The CFTR protein a is a transmembrane regulator that controls the flow of salt and water in and out of the body’s cells. In cystic fibrosis, mutation of the CFTR gene leads to the formation of a protein that lets too much salt and not enough water into the cells. This leads to a build up thick and sticky mucus in the tubes and passageways of the lungs and digestive system, which become damaged, infected and inflamed.
The condition usually manifests within the first year of life, although it may develop later.
The mucus in the lungs becomes sticky and thick, leading to blockage of the airways and recurrent chest infections.
Cystic fibrosis also affects ducts in the liver, biliary tract and the pancreas. Blocked pancreatic ducts can reduce the secretion of digestive enzymes, disrupting the breakdown and absorption of food in the intestine.

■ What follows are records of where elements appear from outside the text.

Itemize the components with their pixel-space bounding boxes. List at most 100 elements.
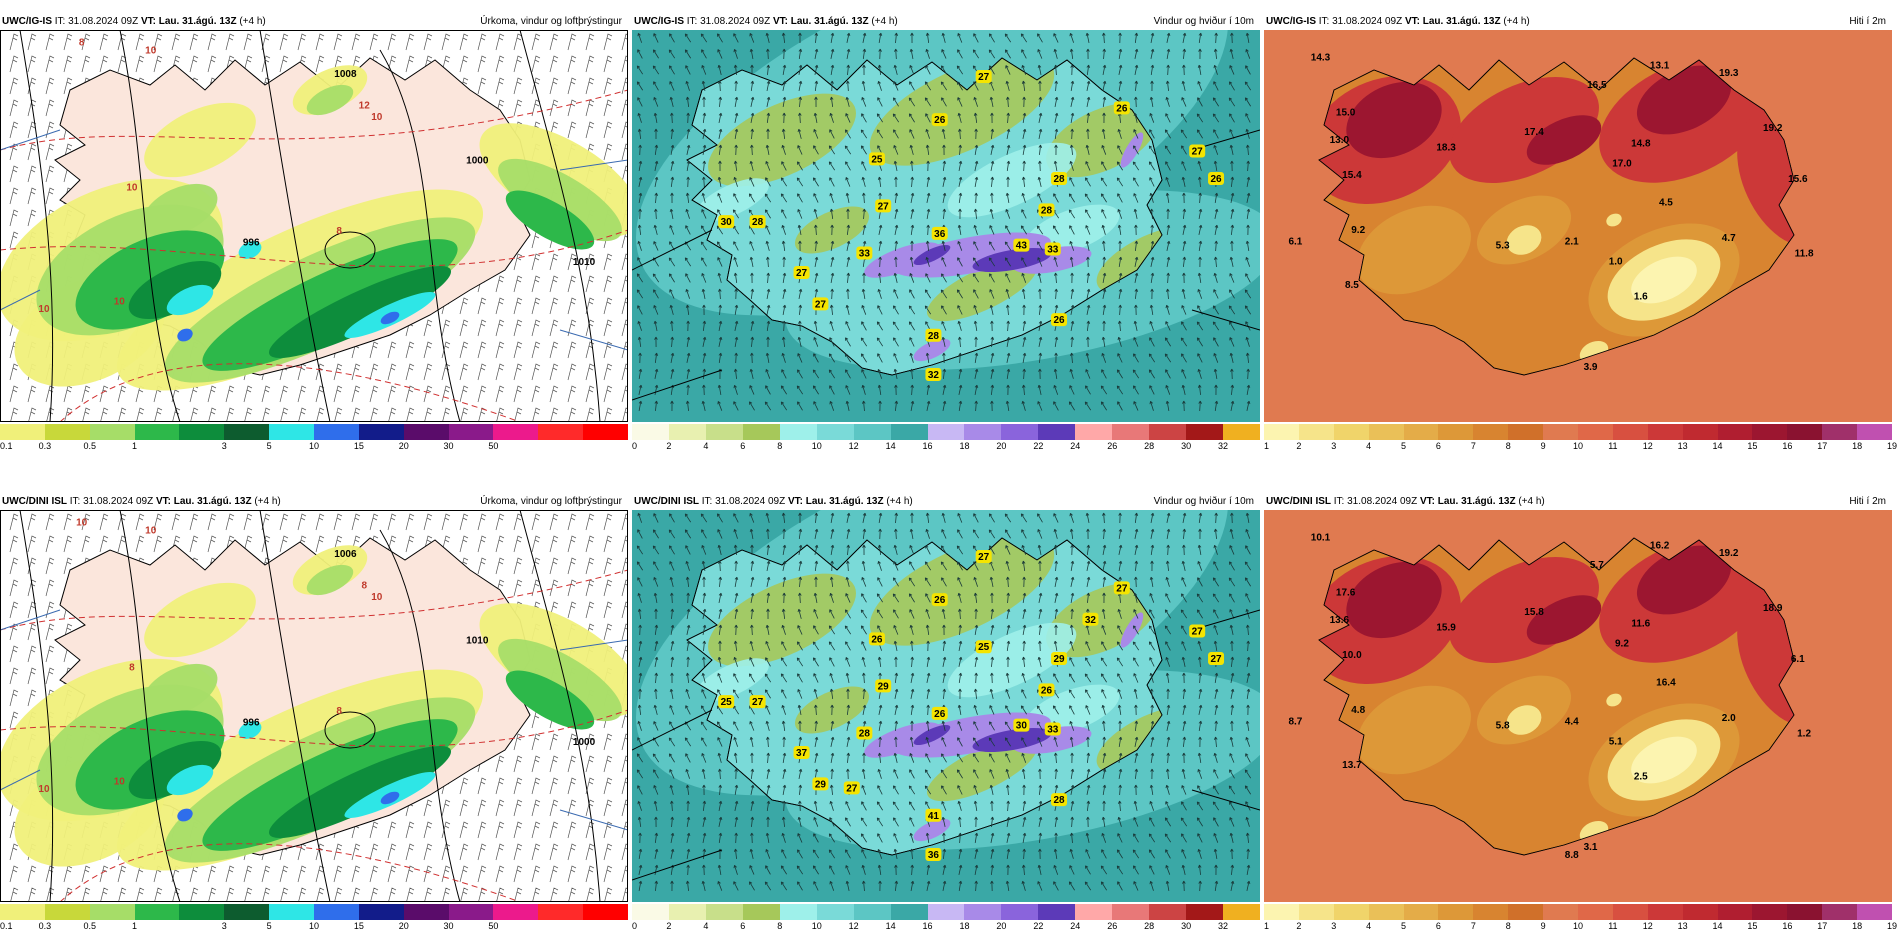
field-shade [1636,545,1732,615]
legend-tick: 16 [922,441,933,451]
run-vt-prefix: VT: [155,496,171,507]
gust-badge [718,695,735,709]
forecast-map: 10 10 8 10 8 8 10 10 1006 1000 1010 996 [0,510,628,902]
temperature-label: 3.1 [1584,842,1598,853]
temperature-label: 13.6 [1330,615,1350,626]
contour-label: 10 [371,112,383,123]
legend-swatch [403,424,449,440]
legend-swatch [1186,904,1223,920]
legend-tick: 50 [488,921,499,931]
iceland-coastline [1318,537,1795,856]
legend-tick: 19 [1886,441,1898,451]
panel-title: Úrkoma, vindur og loftþrýstingur [480,496,622,507]
legend-swatch [493,424,539,440]
gust-badge [1038,683,1055,697]
run-info: UWC/IG-IS IT: 31.08.2024 09Z VT: Lau. 31… [2,14,266,30]
legend-swatch [1112,904,1150,920]
legend-tick: 4 [703,441,709,451]
legend-tick: 30 [1181,441,1192,451]
legend-swatch [314,904,359,920]
legend-swatch [1075,424,1113,440]
legend-ticks: 1234567891011121314151617181920 [1264,921,1897,935]
gust-badge [931,706,948,720]
field-shade [1631,736,1697,784]
legend-swatch [1223,904,1260,920]
gust-label: 27 [846,783,858,794]
legend-tick: 20 [996,921,1007,931]
gust-badge [925,847,942,861]
temperature-label: 13.7 [1342,760,1362,771]
gust-label: 25 [978,642,990,653]
legend-swatch [269,904,315,920]
temperature-label: 1.0 [1609,256,1623,267]
gust-label: 41 [928,811,940,822]
field-shade [926,258,1038,322]
temperature-label: 10.0 [1342,650,1362,661]
gust-badge [1208,171,1225,185]
legend-tick: 0.5 [83,921,96,931]
temperature-label: 6.1 [1288,237,1302,248]
contour-label: 10 [114,776,126,787]
run-vt: Lau. 31.ágú. 13Z [790,16,869,27]
legend-swatch [742,424,780,440]
run-it: IT: 31.08.2024 09Z [69,496,154,507]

The symptoms vary in their severity and from person to person but the disease significantly shortens the lifespan of sufferers.
Diagnostic procedures include the sweat test and genetic analysis for confirmation. All newborns are screened for cystic fibrosis.
Cystic fibrosis is not curable. Treatment is aimed at easing symptoms as much as possible and preventing or reducing the long-term damage that can arise from infections and other complications. Nutritional, respiratory and physical therapies often help ease symptoms.